Did you know that David Hockney was chosen as the most influential artist of all time in Britain's 2011 The Other Art Fair Poll? David Hockney is a contemporary English photographer and painter best known for his depictions of swimming pools in Los Angeles, California. Hockney is well known for his collage-style photographs and his realist painting style. Additionally, his work was very important to the pop art movement. In this lesson, we will examine David Hockey's life and talk about his painting and photography styles.

Biography

Early Life

David Hockney was born in England on July 9, 1932, to Kenneth and Laura Hockney. He grew up with four other siblings and received a solid education. During his studies at the Bradford College of Art, he studied under Frank Lisle, a renowned British painter. Additionally, Hockney attended the Royal College of Art in London where he began developing his artistic style.

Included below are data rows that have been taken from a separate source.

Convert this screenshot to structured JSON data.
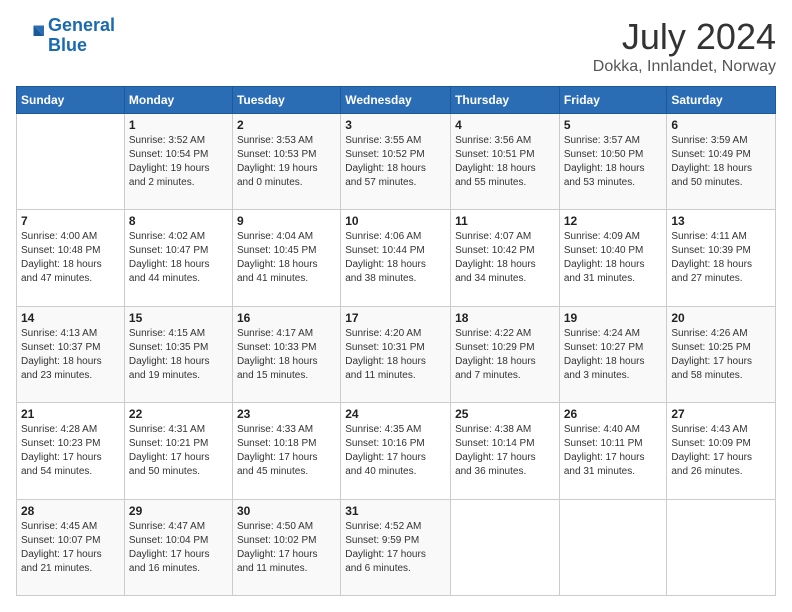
{
  "header": {
    "logo_line1": "General",
    "logo_line2": "Blue",
    "title": "July 2024",
    "subtitle": "Dokka, Innlandet, Norway"
  },
  "calendar": {
    "weekdays": [
      "Sunday",
      "Monday",
      "Tuesday",
      "Wednesday",
      "Thursday",
      "Friday",
      "Saturday"
    ],
    "weeks": [
      [
        {
          "day": "",
          "info": ""
        },
        {
          "day": "1",
          "info": "Sunrise: 3:52 AM\nSunset: 10:54 PM\nDaylight: 19 hours\nand 2 minutes."
        },
        {
          "day": "2",
          "info": "Sunrise: 3:53 AM\nSunset: 10:53 PM\nDaylight: 19 hours\nand 0 minutes."
        },
        {
          "day": "3",
          "info": "Sunrise: 3:55 AM\nSunset: 10:52 PM\nDaylight: 18 hours\nand 57 minutes."
        },
        {
          "day": "4",
          "info": "Sunrise: 3:56 AM\nSunset: 10:51 PM\nDaylight: 18 hours\nand 55 minutes."
        },
        {
          "day": "5",
          "info": "Sunrise: 3:57 AM\nSunset: 10:50 PM\nDaylight: 18 hours\nand 53 minutes."
        },
        {
          "day": "6",
          "info": "Sunrise: 3:59 AM\nSunset: 10:49 PM\nDaylight: 18 hours\nand 50 minutes."
        }
      ],
      [
        {
          "day": "7",
          "info": "Sunrise: 4:00 AM\nSunset: 10:48 PM\nDaylight: 18 hours\nand 47 minutes."
        },
        {
          "day": "8",
          "info": "Sunrise: 4:02 AM\nSunset: 10:47 PM\nDaylight: 18 hours\nand 44 minutes."
        },
        {
          "day": "9",
          "info": "Sunrise: 4:04 AM\nSunset: 10:45 PM\nDaylight: 18 hours\nand 41 minutes."
        },
        {
          "day": "10",
          "info": "Sunrise: 4:06 AM\nSunset: 10:44 PM\nDaylight: 18 hours\nand 38 minutes."
        },
        {
          "day": "11",
          "info": "Sunrise: 4:07 AM\nSunset: 10:42 PM\nDaylight: 18 hours\nand 34 minutes."
        },
        {
          "day": "12",
          "info": "Sunrise: 4:09 AM\nSunset: 10:40 PM\nDaylight: 18 hours\nand 31 minutes."
        },
        {
          "day": "13",
          "info": "Sunrise: 4:11 AM\nSunset: 10:39 PM\nDaylight: 18 hours\nand 27 minutes."
        }
      ],
      [
        {
          "day": "14",
          "info": "Sunrise: 4:13 AM\nSunset: 10:37 PM\nDaylight: 18 hours\nand 23 minutes."
        },
        {
          "day": "15",
          "info": "Sunrise: 4:15 AM\nSunset: 10:35 PM\nDaylight: 18 hours\nand 19 minutes."
        },
        {
          "day": "16",
          "info": "Sunrise: 4:17 AM\nSunset: 10:33 PM\nDaylight: 18 hours\nand 15 minutes."
        },
        {
          "day": "17",
          "info": "Sunrise: 4:20 AM\nSunset: 10:31 PM\nDaylight: 18 hours\nand 11 minutes."
        },
        {
          "day": "18",
          "info": "Sunrise: 4:22 AM\nSunset: 10:29 PM\nDaylight: 18 hours\nand 7 minutes."
        },
        {
          "day": "19",
          "info": "Sunrise: 4:24 AM\nSunset: 10:27 PM\nDaylight: 18 hours\nand 3 minutes."
        },
        {
          "day": "20",
          "info": "Sunrise: 4:26 AM\nSunset: 10:25 PM\nDaylight: 17 hours\nand 58 minutes."
        }
      ],
      [
        {
          "day": "21",
          "info": "Sunrise: 4:28 AM\nSunset: 10:23 PM\nDaylight: 17 hours\nand 54 minutes."
        },
        {
          "day": "22",
          "info": "Sunrise: 4:31 AM\nSunset: 10:21 PM\nDaylight: 17 hours\nand 50 minutes."
        },
        {
          "day": "23",
          "info": "Sunrise: 4:33 AM\nSunset: 10:18 PM\nDaylight: 17 hours\nand 45 minutes."
        },
        {
          "day": "24",
          "info": "Sunrise: 4:35 AM\nSunset: 10:16 PM\nDaylight: 17 hours\nand 40 minutes."
        },
        {
          "day": "25",
          "info": "Sunrise: 4:38 AM\nSunset: 10:14 PM\nDaylight: 17 hours\nand 36 minutes."
        },
        {
          "day": "26",
          "info": "Sunrise: 4:40 AM\nSunset: 10:11 PM\nDaylight: 17 hours\nand 31 minutes."
        },
        {
          "day": "27",
          "info": "Sunrise: 4:43 AM\nSunset: 10:09 PM\nDaylight: 17 hours\nand 26 minutes."
        }
      ],
      [
        {
          "day": "28",
          "info": "Sunrise: 4:45 AM\nSunset: 10:07 PM\nDaylight: 17 hours\nand 21 minutes."
        },
        {
          "day": "29",
          "info": "Sunrise: 4:47 AM\nSunset: 10:04 PM\nDaylight: 17 hours\nand 16 minutes."
        },
        {
          "day": "30",
          "info": "Sunrise: 4:50 AM\nSunset: 10:02 PM\nDaylight: 17 hours\nand 11 minutes."
        },
        {
          "day": "31",
          "info": "Sunrise: 4:52 AM\nSunset: 9:59 PM\nDaylight: 17 hours\nand 6 minutes."
        },
        {
          "day": "",
          "info": ""
        },
        {
          "day": "",
          "info": ""
        },
        {
          "day": "",
          "info": ""
        }
      ]
    ]
  }
}
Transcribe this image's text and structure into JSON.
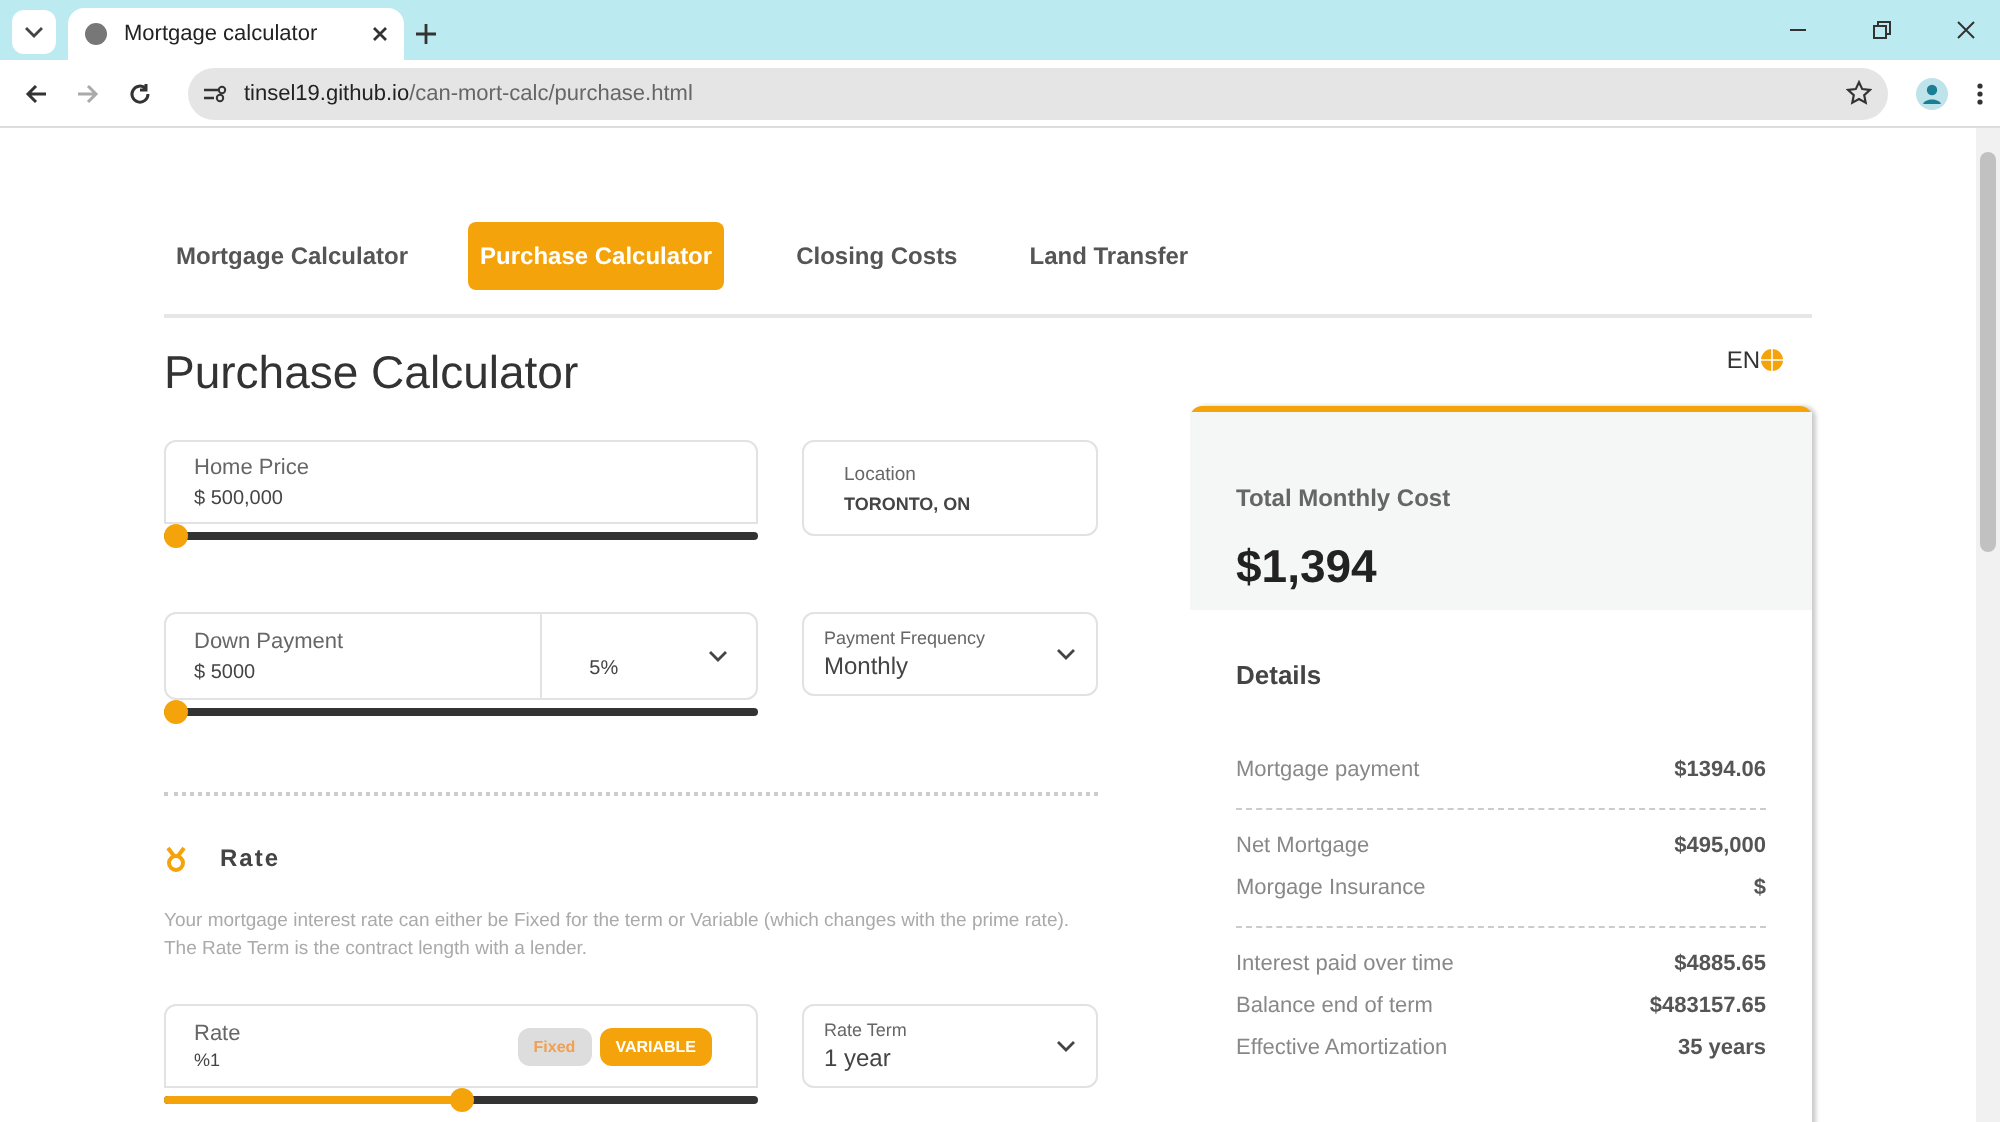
{
  "browser": {
    "tab_title": "Mortgage calculator",
    "url_host": "tinsel19.github.io",
    "url_path": "/can-mort-calc/purchase.html"
  },
  "nav_tabs": [
    {
      "label": "Mortgage Calculator",
      "selected": false
    },
    {
      "label": "Purchase Calculator",
      "selected": true
    },
    {
      "label": "Closing Costs",
      "selected": false
    },
    {
      "label": "Land Transfer",
      "selected": false
    }
  ],
  "language": "EN",
  "title": "Purchase Calculator",
  "home_price": {
    "label": "Home Price",
    "value": "$ 500,000",
    "level": 0
  },
  "location": {
    "label": "Location",
    "value": "TORONTO, ON"
  },
  "down_payment": {
    "label": "Down Payment",
    "value": "$ 5000",
    "percent": "5%",
    "level": 0
  },
  "payment_frequency": {
    "label": "Payment Frequency",
    "value": "Monthly"
  },
  "rate_section": {
    "title": "Rate",
    "description": "Your mortgage interest rate can either be Fixed for the term or Variable (which changes with the prime rate). The Rate Term is the contract length with a lender.",
    "rate": {
      "label": "Rate",
      "value": "%1",
      "level": 0.5
    },
    "rate_types": [
      {
        "label": "Fixed",
        "selected": false
      },
      {
        "label": "VARIABLE",
        "selected": true
      }
    ],
    "rate_term": {
      "label": "Rate Term",
      "value": "1 year"
    }
  },
  "summary": {
    "title": "Total Monthly Cost",
    "amount": "$1,394",
    "details_title": "Details",
    "groups": [
      [
        {
          "label": "Mortgage payment",
          "value": "$1394.06"
        }
      ],
      [
        {
          "label": "Net Mortgage",
          "value": "$495,000"
        },
        {
          "label": "Morgage Insurance",
          "value": "$"
        }
      ],
      [
        {
          "label": "Interest paid over time",
          "value": "$4885.65"
        },
        {
          "label": "Balance end of term",
          "value": "$483157.65"
        },
        {
          "label": "Effective Amortization",
          "value": "35 years"
        }
      ]
    ]
  }
}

During the Young Contemporaries Exhibition, Hockney showed his work alongside Peter Blake, an artist who is credited for the beginning of British pop art. Despite Hockney's original expressionistic style, he was grouped with the British pop art artists, and ultimately, his work would fit into the movement.

Hockney encountered problems when he tried to graduate from the Royal College of Art. The college refused to give him a diploma because Hockney would not complete the exit essay required of students. Eventually, the college updated its rules to allow Hockney to graduate, mostly due to his rising status and his public sketch known as The Diploma that garnered attention unwanted by the school

Career

During the 1960s and 1970s, David Hockney moved back and forth between Los Angeles and England. Hockney's first visit to California was in 1963, and in 1966, he made a home for himself in the greater Los Angeles area. Hockney became obsessed with swimming pools in Los Angeles and painted many series that highlighted the Southern California culture. Gradually, his work morphed from expressionist to realist. Hockney also began painting portraits. However, he abandoned painting for quite some time, due to his love of photography.

Around 1970, Hockney produced his first 'joiner,' a photography collage using Polaroid photographs. Hockney would join Polaroid photographs together in a grid. These pieces would become the cornerstone of his career.

During the 1980s, Hockney began painting again, but he didn't abandon photography. Many of his paintings during this time were of the ocean, flowers, and portraits. Many of his portraits were of friends, family, and his parents.

As technology became more prevalent in society, Hockney incorporated it into his work. For example, Hockney uses paint application on iPads to create artwork. At the Royal Museum of Ontario, Hockey presented 100 paintings that were created in a digital medium.

Paintings

David Hockney has painted seascapes, portraits, and many other landscapes in his career. His most famous work is his series of Los Angeles swimming pool paintings. One of his best known swimming pool paintings is called A Bigger Splash. The painting was completed in 1967 and is categorized as a pop art piece.

David Hockneys A Bigger Splash
Hockney

The painting features a modern home in the background and a swimming pool in the foreground. The swimming pool has a diving board, and Hockney has painted a large splash, which tells us that somebody has just jumped into the water.

It was made with acrylic and painted on a white cotton duck canvas. The beauty of the painting is that Hockney used only seven colors to complete the giant painting (the canvas is 96 inches and 95.5 inches).